Driving the roads of Jammu and Kashmir in early spring, it would be unusual not to be stopped by a flock of goats or sheep clogging the motorway as they are herded towards their summer pastures. In fact, the very roadway we are on follows the route that shepherds carved out centuries ago. These shepherds are a unique people called Bakarwal Gujjars, a transhumance people who travel seasonally from the relatively warm climates of the Jammu in winter to the lush green meadows of Kashmir in the summer.
In their own language they often refer to themselves as Khanabadosh, or ‘people with their house on their back’ — nomads. Bakarwal Guijjars have close cousins who are slightly less nomadic, called Pahari Gujjars. In the Jammu and Kashmir region of India both groups are Muslim and often share the same mountain meadows. The Pahari Gujjars live all year in the Kashmir Valley while their relatives, the Bakarwals, travel back and forth between the hot plains of Rajouri and Punch, close to Pakistan, to the high meadows of the Pir Panjal. Circling the Kashmir Valley, the Pir Panjal is one of the mountain ranges that make up The Himalayas.
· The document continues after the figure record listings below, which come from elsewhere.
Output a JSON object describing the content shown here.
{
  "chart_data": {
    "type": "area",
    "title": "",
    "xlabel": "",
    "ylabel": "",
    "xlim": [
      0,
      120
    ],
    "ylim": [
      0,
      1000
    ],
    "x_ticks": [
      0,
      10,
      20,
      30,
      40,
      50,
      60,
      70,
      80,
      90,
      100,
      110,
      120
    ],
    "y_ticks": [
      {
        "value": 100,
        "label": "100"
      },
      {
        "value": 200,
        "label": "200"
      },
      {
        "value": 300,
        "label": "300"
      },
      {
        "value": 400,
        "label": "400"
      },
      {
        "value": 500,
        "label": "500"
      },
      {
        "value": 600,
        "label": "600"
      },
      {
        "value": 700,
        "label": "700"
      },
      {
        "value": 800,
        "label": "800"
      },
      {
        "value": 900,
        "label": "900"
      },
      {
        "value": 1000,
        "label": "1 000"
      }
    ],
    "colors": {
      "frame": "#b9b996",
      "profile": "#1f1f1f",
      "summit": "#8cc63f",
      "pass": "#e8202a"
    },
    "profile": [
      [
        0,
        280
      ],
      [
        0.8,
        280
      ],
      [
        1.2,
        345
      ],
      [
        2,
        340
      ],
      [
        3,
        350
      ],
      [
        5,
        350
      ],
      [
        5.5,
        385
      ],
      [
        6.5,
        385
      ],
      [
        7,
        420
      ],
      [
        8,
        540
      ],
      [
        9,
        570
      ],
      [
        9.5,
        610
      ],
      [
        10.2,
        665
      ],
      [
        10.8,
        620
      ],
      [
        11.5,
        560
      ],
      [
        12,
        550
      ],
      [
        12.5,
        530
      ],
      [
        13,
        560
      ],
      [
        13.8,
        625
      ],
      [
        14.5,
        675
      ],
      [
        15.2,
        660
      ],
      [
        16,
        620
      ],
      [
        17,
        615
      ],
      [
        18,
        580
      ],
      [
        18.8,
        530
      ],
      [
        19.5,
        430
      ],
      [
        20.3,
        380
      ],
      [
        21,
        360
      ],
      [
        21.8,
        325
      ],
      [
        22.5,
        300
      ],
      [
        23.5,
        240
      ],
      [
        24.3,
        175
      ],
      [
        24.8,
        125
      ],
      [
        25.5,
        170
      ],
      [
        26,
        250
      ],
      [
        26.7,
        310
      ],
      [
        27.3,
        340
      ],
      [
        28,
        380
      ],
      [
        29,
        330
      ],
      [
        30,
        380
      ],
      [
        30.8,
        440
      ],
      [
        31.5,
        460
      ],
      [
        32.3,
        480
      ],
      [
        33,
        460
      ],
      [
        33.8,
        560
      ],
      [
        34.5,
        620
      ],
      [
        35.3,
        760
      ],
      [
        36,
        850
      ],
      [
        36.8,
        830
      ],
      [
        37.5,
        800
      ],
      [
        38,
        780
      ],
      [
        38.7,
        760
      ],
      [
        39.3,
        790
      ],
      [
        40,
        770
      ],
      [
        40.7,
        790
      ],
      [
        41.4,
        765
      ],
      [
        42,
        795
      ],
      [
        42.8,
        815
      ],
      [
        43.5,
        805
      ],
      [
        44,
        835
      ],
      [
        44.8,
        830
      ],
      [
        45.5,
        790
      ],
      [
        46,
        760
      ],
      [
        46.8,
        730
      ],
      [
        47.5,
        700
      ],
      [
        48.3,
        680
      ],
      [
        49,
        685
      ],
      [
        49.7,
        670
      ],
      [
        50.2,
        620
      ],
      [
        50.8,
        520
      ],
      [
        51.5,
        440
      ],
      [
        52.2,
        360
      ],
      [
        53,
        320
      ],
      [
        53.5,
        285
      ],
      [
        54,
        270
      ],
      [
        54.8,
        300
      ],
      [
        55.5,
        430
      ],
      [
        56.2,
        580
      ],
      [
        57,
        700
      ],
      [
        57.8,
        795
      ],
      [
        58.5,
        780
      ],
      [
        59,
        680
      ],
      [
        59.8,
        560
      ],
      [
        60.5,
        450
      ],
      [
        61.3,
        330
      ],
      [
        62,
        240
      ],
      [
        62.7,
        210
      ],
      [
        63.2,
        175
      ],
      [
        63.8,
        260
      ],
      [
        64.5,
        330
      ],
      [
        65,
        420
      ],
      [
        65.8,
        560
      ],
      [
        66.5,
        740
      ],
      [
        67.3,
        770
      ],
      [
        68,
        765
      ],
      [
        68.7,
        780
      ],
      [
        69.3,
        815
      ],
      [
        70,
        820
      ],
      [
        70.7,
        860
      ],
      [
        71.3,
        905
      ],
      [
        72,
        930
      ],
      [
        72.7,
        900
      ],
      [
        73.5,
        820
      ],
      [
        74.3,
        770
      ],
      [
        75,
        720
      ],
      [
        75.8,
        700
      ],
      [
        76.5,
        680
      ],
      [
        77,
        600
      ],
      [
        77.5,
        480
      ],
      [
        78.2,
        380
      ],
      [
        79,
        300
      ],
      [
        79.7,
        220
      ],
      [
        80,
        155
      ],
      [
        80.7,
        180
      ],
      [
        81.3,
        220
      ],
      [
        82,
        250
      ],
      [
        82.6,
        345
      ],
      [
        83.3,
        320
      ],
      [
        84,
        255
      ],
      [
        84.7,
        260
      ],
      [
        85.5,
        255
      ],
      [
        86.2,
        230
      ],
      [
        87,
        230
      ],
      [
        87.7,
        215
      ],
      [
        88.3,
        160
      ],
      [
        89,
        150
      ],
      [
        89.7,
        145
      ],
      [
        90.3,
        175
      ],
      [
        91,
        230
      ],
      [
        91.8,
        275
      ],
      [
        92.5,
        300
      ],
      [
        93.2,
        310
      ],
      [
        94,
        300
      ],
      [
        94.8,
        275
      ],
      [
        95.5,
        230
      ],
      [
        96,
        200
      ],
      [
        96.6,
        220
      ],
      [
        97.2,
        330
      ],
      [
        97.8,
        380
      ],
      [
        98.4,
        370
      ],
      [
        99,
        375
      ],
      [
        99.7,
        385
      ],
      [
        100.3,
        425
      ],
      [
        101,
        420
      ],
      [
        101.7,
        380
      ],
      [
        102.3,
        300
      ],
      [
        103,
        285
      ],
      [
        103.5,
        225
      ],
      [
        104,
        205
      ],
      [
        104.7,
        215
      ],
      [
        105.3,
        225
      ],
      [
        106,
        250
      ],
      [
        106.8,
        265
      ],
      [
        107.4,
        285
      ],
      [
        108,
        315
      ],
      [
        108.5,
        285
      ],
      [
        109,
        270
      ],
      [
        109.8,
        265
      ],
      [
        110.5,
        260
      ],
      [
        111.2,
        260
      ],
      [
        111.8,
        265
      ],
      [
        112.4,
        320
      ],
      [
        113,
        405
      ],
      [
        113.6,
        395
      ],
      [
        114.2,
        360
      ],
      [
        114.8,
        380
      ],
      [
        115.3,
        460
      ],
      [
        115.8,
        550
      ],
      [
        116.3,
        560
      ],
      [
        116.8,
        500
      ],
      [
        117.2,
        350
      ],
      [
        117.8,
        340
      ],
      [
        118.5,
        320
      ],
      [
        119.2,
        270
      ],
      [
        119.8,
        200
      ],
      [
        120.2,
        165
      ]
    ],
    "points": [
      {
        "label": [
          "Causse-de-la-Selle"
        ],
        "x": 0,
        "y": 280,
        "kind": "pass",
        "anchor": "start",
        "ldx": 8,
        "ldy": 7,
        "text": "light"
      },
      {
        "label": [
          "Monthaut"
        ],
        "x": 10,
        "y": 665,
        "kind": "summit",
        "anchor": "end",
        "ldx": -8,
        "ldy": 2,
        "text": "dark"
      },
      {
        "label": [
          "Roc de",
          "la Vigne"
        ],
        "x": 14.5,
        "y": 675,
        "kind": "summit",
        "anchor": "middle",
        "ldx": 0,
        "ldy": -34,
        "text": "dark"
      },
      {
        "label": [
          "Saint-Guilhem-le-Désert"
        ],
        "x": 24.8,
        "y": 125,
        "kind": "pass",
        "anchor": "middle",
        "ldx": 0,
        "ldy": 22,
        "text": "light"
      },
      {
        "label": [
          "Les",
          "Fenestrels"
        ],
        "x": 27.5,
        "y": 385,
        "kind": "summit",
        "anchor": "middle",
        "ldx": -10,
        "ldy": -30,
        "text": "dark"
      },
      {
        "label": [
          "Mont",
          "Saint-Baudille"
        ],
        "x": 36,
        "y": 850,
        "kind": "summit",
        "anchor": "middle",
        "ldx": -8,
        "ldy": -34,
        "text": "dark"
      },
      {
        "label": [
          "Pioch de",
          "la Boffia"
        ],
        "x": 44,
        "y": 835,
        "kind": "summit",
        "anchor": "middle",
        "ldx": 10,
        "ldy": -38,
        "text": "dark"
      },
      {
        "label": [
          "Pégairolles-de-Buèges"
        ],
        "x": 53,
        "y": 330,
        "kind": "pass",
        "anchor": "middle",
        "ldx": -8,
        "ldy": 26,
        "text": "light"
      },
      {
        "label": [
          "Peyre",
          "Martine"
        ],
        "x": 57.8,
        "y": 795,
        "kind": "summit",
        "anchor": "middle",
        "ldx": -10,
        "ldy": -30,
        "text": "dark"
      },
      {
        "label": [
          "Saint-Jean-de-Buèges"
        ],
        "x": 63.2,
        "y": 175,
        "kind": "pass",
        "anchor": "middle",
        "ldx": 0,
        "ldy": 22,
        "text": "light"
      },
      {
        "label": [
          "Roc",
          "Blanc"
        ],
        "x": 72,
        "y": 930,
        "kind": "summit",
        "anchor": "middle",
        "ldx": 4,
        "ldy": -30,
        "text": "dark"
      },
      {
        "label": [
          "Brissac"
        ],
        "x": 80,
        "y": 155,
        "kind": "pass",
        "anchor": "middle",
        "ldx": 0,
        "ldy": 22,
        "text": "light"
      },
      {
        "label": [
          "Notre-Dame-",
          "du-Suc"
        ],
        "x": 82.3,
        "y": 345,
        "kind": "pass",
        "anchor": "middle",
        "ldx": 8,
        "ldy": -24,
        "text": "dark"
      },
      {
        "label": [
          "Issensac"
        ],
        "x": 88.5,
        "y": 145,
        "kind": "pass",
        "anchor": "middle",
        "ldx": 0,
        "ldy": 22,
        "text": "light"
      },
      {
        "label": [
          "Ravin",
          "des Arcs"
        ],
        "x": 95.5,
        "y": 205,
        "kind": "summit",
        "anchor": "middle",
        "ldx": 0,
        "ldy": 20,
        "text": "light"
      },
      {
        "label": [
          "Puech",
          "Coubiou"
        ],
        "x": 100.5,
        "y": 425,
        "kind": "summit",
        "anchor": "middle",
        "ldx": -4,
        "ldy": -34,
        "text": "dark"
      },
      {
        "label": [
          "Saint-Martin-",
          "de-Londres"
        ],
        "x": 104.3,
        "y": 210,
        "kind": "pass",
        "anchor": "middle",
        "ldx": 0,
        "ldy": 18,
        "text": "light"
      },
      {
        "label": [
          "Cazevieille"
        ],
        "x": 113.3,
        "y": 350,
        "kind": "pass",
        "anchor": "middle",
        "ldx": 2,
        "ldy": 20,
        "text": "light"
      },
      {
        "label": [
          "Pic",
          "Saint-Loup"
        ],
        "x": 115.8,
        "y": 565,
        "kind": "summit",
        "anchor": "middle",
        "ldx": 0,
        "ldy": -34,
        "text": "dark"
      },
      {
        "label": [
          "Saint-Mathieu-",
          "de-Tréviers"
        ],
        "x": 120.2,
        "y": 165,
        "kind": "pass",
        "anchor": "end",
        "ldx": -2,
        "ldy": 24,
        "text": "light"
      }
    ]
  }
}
The Bakarwal Gujjars’ herd has hundreds, sometimes thousands of goats and sheep, and they travel the same route by horseback and on foot year after year, camping in homemade patchwork tents along the way. Their traditional lifestyle is at risk, as the government of India has on several occasions tried to settle the Bakarwals into permanent communities. So far, these planned settlements have failed, but where the government has been unsuccessful, economics and modernity are making inroads.